Presidente Ronsivalle, quali sono le sue valutazioni generali sulle conclusioni cui giunge l’indagine del Centro Studi?
“Direi che i risultati dell’indagine sono soprattutto la testimonianza di una situazione di grande sofferenza e crisi da parte della nostra categoria. In particolare, colpisce il fatto che le risposte fanno trapelare un sentimento di pessimismo, sia in riferimento ai livelli di redditi raggiungibili attraverso l’esercizio della professione, sia più in generale sul suo stesso futuro. Va sottolineato come la situazione si sia progressivamente aggravata negli ultimi tre o quattro anni. In questo senso, è particolarmente significativo come le risposte che denotano maggiore preoccupazione siano quelle degli ingegneri che operano nel settore civile e dei lavori pubblici, soprattutto se esercitano la libera professione. I dipendenti, invece, mostrano un grado di preoccupazione inferiore”.

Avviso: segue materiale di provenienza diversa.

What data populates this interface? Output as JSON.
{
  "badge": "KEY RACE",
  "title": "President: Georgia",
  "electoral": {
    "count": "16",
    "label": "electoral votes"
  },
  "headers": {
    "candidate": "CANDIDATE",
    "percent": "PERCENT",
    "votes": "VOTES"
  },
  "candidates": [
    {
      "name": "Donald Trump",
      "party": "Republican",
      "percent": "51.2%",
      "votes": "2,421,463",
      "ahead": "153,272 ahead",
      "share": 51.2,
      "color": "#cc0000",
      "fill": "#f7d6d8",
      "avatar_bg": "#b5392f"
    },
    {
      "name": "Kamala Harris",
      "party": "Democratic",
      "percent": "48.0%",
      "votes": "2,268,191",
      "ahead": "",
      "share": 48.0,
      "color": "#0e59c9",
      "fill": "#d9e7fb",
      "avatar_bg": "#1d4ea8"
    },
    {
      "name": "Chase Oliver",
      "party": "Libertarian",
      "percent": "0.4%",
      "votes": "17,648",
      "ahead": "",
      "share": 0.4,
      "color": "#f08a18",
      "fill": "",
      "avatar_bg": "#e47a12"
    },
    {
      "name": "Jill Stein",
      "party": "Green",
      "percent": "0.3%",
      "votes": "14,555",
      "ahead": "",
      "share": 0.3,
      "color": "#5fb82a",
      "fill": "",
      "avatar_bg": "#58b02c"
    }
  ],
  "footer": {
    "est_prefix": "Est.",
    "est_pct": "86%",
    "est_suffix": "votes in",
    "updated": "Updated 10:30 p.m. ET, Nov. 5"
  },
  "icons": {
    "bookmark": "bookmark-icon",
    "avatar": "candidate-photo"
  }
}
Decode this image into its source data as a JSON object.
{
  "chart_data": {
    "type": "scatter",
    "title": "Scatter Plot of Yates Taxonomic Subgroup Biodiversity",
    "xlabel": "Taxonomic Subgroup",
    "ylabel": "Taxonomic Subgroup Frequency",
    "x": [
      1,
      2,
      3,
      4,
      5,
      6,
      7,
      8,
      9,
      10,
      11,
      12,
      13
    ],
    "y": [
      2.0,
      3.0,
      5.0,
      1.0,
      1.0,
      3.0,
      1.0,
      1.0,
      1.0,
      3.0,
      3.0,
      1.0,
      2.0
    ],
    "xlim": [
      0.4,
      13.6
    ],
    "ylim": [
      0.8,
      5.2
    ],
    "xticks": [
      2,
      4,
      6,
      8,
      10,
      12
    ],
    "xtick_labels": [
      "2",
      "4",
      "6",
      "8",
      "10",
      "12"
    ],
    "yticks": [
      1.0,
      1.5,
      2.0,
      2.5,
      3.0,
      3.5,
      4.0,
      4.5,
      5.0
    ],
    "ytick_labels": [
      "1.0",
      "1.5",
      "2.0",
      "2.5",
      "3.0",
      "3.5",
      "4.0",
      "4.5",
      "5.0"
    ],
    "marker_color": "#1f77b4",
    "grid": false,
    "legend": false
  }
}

Nessuna nota di ottimismo in questa ricerca?
“Un dato positivo c’è. Nella stragrande maggioranza, gli ingegneri interpellati hanno manifestato grande fiducia nelle istituzioni di categoria. Mi ha colpito, in particolare, la percentuale di coloro i quali ritengono che debbano essere gli Ordini provinciali a gestire la formazione e l’aggiornamento professionale. E’ il segno che gli ingegneri continuano a percepire positivamente l’attività e l’esistenza stessa degli organismi che li rappresentano”.

Dall’indagine emerge un certo scetticismo nei confronti della politica.
“In effetti da questo studio si ricava l’idea che gli ingegneri non considerino il mondo della politica capace di affrontare e risolvere i problemi del paese. D’altra parte, essi avvertono di avere capacità e competenze da offrire ai politici per aiutarli a individuare soluzioni. Tuttavia, hanno la sensazione che questi respingano l’offerta di aiuto, che tutti i loro suggerimenti cadano sistematicamente nel vuoto. Un esempio significativo è quello della burocrazia. Su quel terreno andrebbero introdotte riforme strutturali e profonde, in grado di incidere su una situazione ormai endemica. Invece ci si limita a singoli decreti di semplificazione che risultano avere sempre uno scarso impatto”.